Sunday Afternoon Down Time

Do you ever feel as if your body can’t move, but your blood is coursing double-time? Perhaps you experience this lying on your couch on a beautiful Sunday afternoon: you’re inert, but inside, liquid stuff whooshes or slides or drips through your organs, moving around in your gut.

Does this sound insane to you? If so, never mind. I’ll talk about my computer problems instead.

This week, my Outlook Express (an email processer) decided that it would only open once — right after I booted up. If I closed it and tried to reopen it, it said, “No way!” (Not really. I’m just dramatizing to make a point.) Nobody likes being told “No way!” so I was frustrated. In an attempt to repair the situation, I did many things, which I will not recount because they would bore you. According to the one prompt I was able to get during my repair attempts, my Outlook was no longer compatible with my system. None of my efforts to goose it back to compatibility worked, and finally I decided to dispense with Outlook altogether and deal with my email on hotmail.

I really like metaphors. How about you? Well, whether you do or don’t, you still might enjoy my conclusion: I “heard” from the foregoing saga that my outlook is no longer working. Ergo, I’m changing it. I’m doing many things to do that, which I will not recount because they are far too personal and, in my experience, personal gunk is only of interest to the gunkee, and I don’t want to bore you.

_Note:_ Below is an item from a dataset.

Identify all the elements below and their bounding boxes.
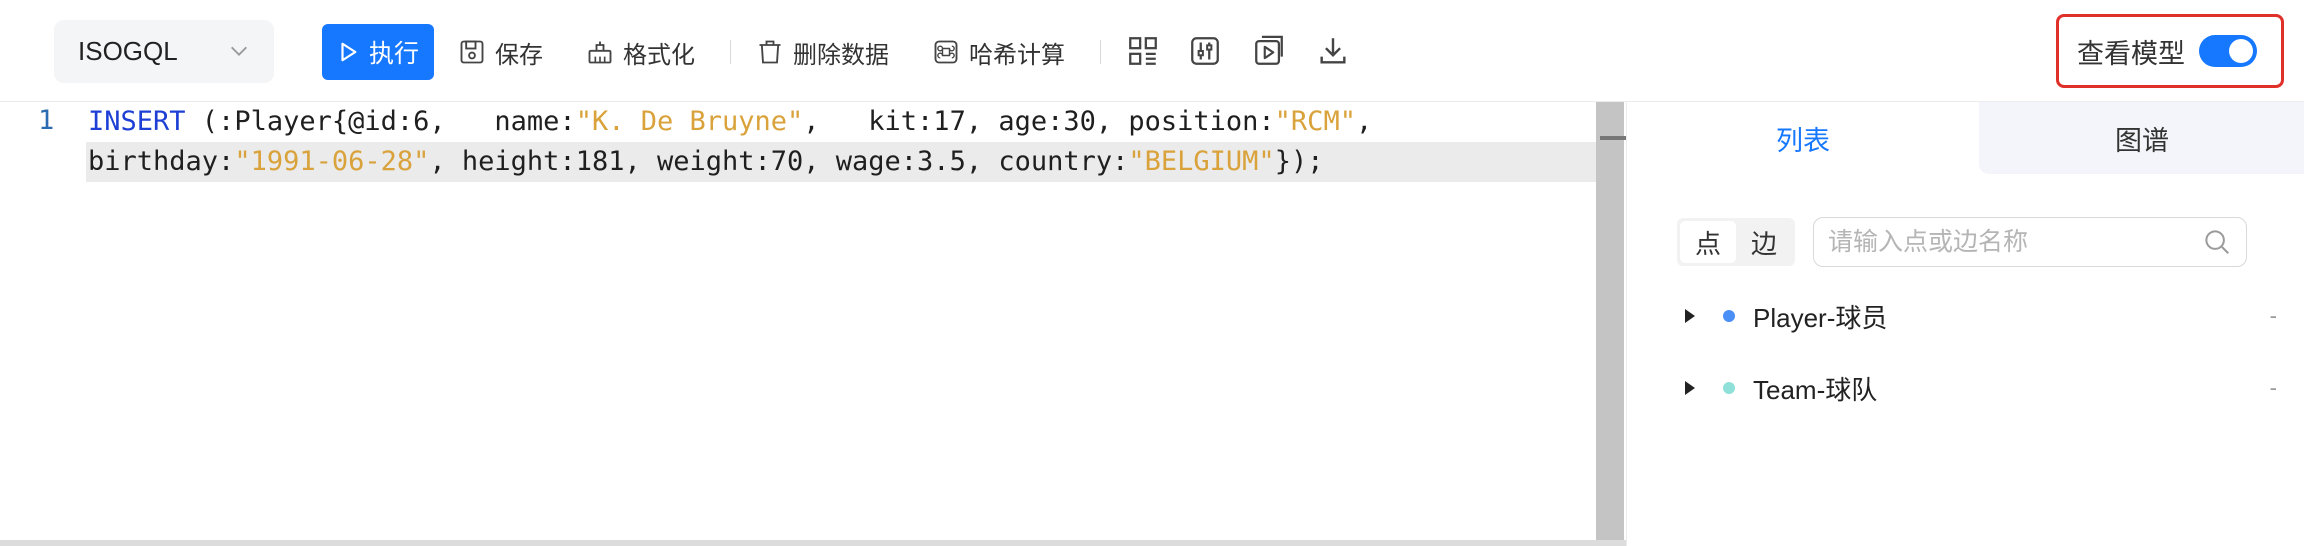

Changing my outlook has been as complicated as psychic surgery, so lying on my couch inert, it suddenly occurred to me that perhaps — like my computer — the reason I’m not my usual peppy self is that I’m installing. I deleted the old outlook, I’ve downloaded a new one, and just like those prompts that come up after you’ve done all that on your computer — during which time, all functions halt — I’m installing. And maybe that’s the sensation of stuff coursing through my organs.

I’m lucky. I live with a dog who doesn’t nag me to get off the couch. But if you’re not so lucky, I do suggest this as an explanation for why you can’t get off the couch on a beautiful Sunday afternoon: “I’m sorry, honey, but I’m installing.”